For comedic purposes only. Please use as directed...
9-11 Commission Finds Guilt, Guilt, Guilt!
The 9/11 Commission today ruled that several key players lacked omniscience.
"The fact that many in our government could not predict the future accurately is an abomination," said a commission member today.
Additionally, the Commission found out that communication within and between the FBI and CIA was grossly inadequate. They also discovered that dogs chase cats and revealed that the earth revolves around the sun.
When asked about the Commission's findings one member, who declined to be identified, said "Hey, we're a hangin' jury here. If we don't find someone guilty then what'd the taxpayers pay us fer? As for recommendations, I recommend a terrorism czar. It worked with drugs and home security, didn't it?"
Sandy Berger Rues the Day He Bought Socks
Former National Security Advisor Sandy Berger admitted today that buying to-the-calf socks that contained pockets was probably a mistake.
"The appearance of it is questionable. I'm a suit and tie guy, I dress pretty well, so wearing tube socks with specially-made pockets in them looks pretty damning. But the truth is I use those pockets for my Pocket FishermanTM."
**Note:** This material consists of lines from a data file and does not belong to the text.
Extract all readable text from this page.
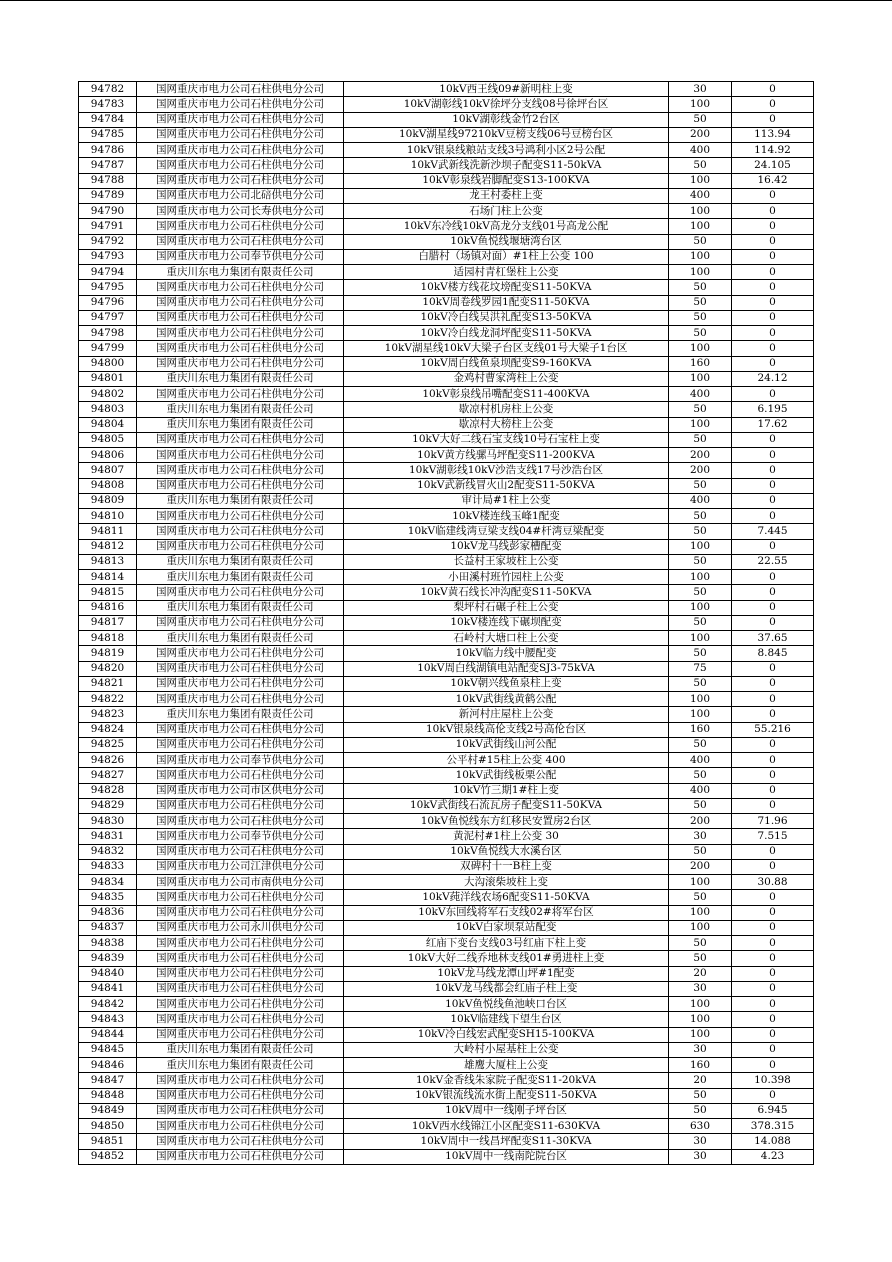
94782	国网重庆市电力公司石柱供电分公司	10kV西王线09#新明柱上变	30	0
94783	国网重庆市电力公司石柱供电分公司	10kV湖彰线10kV徐坪分支线08号徐坪台区	100	0
94784	国网重庆市电力公司石柱供电分公司	10kV湖彰线金竹2台区	50	0
94785	国网重庆市电力公司石柱供电分公司	10kV湖星线97210kV豆榜支线06号豆榜台区	200	113.94
94786	国网重庆市电力公司石柱供电分公司	10kV银泉线粮站支线3号鸿利小区2号公配	400	114.92
94787	国网重庆市电力公司石柱供电分公司	10kV武新线洗新沙坝子配变S11-50kVA	50	24.105
94788	国网重庆市电力公司石柱供电分公司	10kV彰泉线岩脚配变S13-100KVA	100	16.42
94789	国网重庆市电力公司北碚供电分公司	龙王村委柱上变	400	0
94790	国网重庆市电力公司长寿供电分公司	石场门柱上公变	100	0
94791	国网重庆市电力公司石柱供电分公司	10kV东冷线10kV高龙分支线01号高龙公配	100	0
94792	国网重庆市电力公司石柱供电分公司	10kV鱼悦线堰塘湾台区	50	0
94793	国网重庆市电力公司奉节供电分公司	白腊村（场镇对面）#1柱上公变 100	100	0
94794	重庆川东电力集团有限责任公司	适园村青杠堡柱上公变	100	0
94795	国网重庆市电力公司石柱供电分公司	10kV楼方线花坟塝配变S11-50KVA	50	0
94796	国网重庆市电力公司石柱供电分公司	10kV周卷线罗园1配变S11-50KVA	50	0
94797	国网重庆市电力公司石柱供电分公司	10kV冷白线吴洪礼配变S13-50KVA	50	0
94798	国网重庆市电力公司石柱供电分公司	10kV冷白线龙洞坪配变S11-50KVA	50	0
94799	国网重庆市电力公司石柱供电分公司	10kV湖星线10kV大梁子台区支线01号大梁子1台区	100	0
94800	国网重庆市电力公司石柱供电分公司	10kV周白线鱼泉坝配变S9-160KVA	160	0
94801	重庆川东电力集团有限责任公司	金鸡村曹家湾柱上公变	100	24.12
94802	国网重庆市电力公司石柱供电分公司	10kV彰泉线吊嘴配变S11-400KVA	400	0
94803	重庆川东电力集团有限责任公司	歇凉村机房柱上公变	50	6.195
94804	重庆川东电力集团有限责任公司	歇凉村大榜柱上公变	100	17.62
94805	国网重庆市电力公司石柱供电分公司	10kV大好二线石宝支线10号石宝柱上变	50	0
94806	国网重庆市电力公司石柱供电分公司	10kV黄方线骡马坪配变S11-200KVA	200	0
94807	国网重庆市电力公司石柱供电分公司	10kV湖彰线10kV沙浩支线17号沙浩台区	200	0
94808	国网重庆市电力公司石柱供电分公司	10kV武新线冒火山2配变S11-50KVA	50	0
94809	重庆川东电力集团有限责任公司	审计局#1柱上公变	400	0
94810	国网重庆市电力公司石柱供电分公司	10kV楼连线玉峰1配变	50	0
94811	国网重庆市电力公司石柱供电分公司	10kV临建线湾豆梁支线04#杆湾豆梁配变	50	7.445
94812	国网重庆市电力公司石柱供电分公司	10kV龙马线彭家槽配变	100	0
94813	重庆川东电力集团有限责任公司	长益村王家坡柱上公变	50	22.55
94814	重庆川东电力集团有限责任公司	小田溪村班竹园柱上公变	100	0
94815	国网重庆市电力公司石柱供电分公司	10kV黄石线长冲沟配变S11-50KVA	50	0
94816	重庆川东电力集团有限责任公司	梨坪村石碾子柱上公变	100	0
94817	国网重庆市电力公司石柱供电分公司	10kV楼连线下碾坝配变	50	0
94818	重庆川东电力集团有限责任公司	石岭村大塘口柱上公变	100	37.65
94819	国网重庆市电力公司石柱供电分公司	10kV临力线中腰配变	50	8.845
94820	国网重庆市电力公司石柱供电分公司	10kV周白线湖镇电站配变SJ3-75kVA	75	0
94821	国网重庆市电力公司石柱供电分公司	10kV朝兴线鱼泉柱上变	50	0
94822	国网重庆市电力公司石柱供电分公司	10kV武街线黄鹤公配	100	0
94823	重庆川东电力集团有限责任公司	新河村庄屋柱上公变	100	0
94824	国网重庆市电力公司石柱供电分公司	10kV银泉线高伦支线2号高伦台区	160	55.216
94825	国网重庆市电力公司石柱供电分公司	10kV武街线山河公配	50	0
94826	国网重庆市电力公司奉节供电分公司	公平村#15柱上公变 400	400	0
94827	国网重庆市电力公司石柱供电分公司	10kV武街线板栗公配	50	0
94828	国网重庆市电力公司市区供电分公司	10kV竹三期1#柱上变	400	0
94829	国网重庆市电力公司石柱供电分公司	10kV武街线石流瓦房子配变S11-50KVA	50	0
94830	国网重庆市电力公司石柱供电分公司	10kV鱼悦线东方红移民安置房2台区	200	71.96
94831	国网重庆市电力公司奉节供电分公司	黄泥村#1柱上公变 30	30	7.515
94832	国网重庆市电力公司石柱供电分公司	10kV鱼悦线大水溪台区	50	0
94833	国网重庆市电力公司江津供电分公司	双碑村十一B柱上变	200	0
94834	国网重庆市电力公司市南供电分公司	大沟滚柴坡柱上变	100	30.88
94835	国网重庆市电力公司石柱供电分公司	10kV莼洋线农场6配变S11-50KVA	50	0
94836	国网重庆市电力公司石柱供电分公司	10kV东回线将军石支线02#将军台区	100	0
94837	国网重庆市电力公司永川供电分公司	10kV白家坝泵站配变	100	0
94838	国网重庆市电力公司石柱供电分公司	红庙下变台支线03号红庙下柱上变	50	0
94839	国网重庆市电力公司石柱供电分公司	10kV大好二线乔地林支线01#勇进柱上变	50	0
94840	国网重庆市电力公司石柱供电分公司	10kV龙马线龙潭山坪#1配变	20	0
94841	国网重庆市电力公司石柱供电分公司	10kV龙马线都会红庙子柱上变	30	0
94842	国网重庆市电力公司石柱供电分公司	10kV鱼悦线鱼池峡口台区	100	0
94843	国网重庆市电力公司石柱供电分公司	10kV临建线下望生台区	100	0
94844	国网重庆市电力公司石柱供电分公司	10kV冷白线宏武配变SH15-100KVA	100	0
94845	重庆川东电力集团有限责任公司	大岭村小屋基柱上公变	30	0
94846	重庆川东电力集团有限责任公司	雄鹰大厦柱上公变	160	0
94847	国网重庆市电力公司石柱供电分公司	10kV金香线朱家院子配变S11-20kVA	20	10.398
94848	国网重庆市电力公司石柱供电分公司	10kV银流线流水街上配变S11-50KVA	50	0
94849	国网重庆市电力公司石柱供电分公司	10kV周中一线刚子坪台区	50	6.945
94850	国网重庆市电力公司石柱供电分公司	10kV西水线锦江小区配变S11-630KVA	630	378.315
94851	国网重庆市电力公司石柱供电分公司	10kV周中一线昌坪配变S11-30KVA	30	14.088
94852	国网重庆市电力公司石柱供电分公司	10kV周中一线南陀院台区	30	4.23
Former President Clinton commented at a recent booksigning. "We're all laughing about it. That wild Sandy getting in trouble again. There is nothing in those charges."
Clinton then winked and said, "of course, if you lie only for yourself what does that say about you? If you can't lie for your friends then-- hey, this is on background, right?"
It was not.
France Stops Air Travel, Declaring U.S. a 'Nincompoop' Nation
In his harshest criticism to date, France President Chirac declared that the U.S. would never be able to fly planes over French territory again, including commercial jets, helicopters, hang-gliders, model airplanes and paper planes.
"No longer will an American plane fly over French soil!" Chirac said in French.
When asked how long, Chirac said "until America stops enforcing U.N. resolutions!"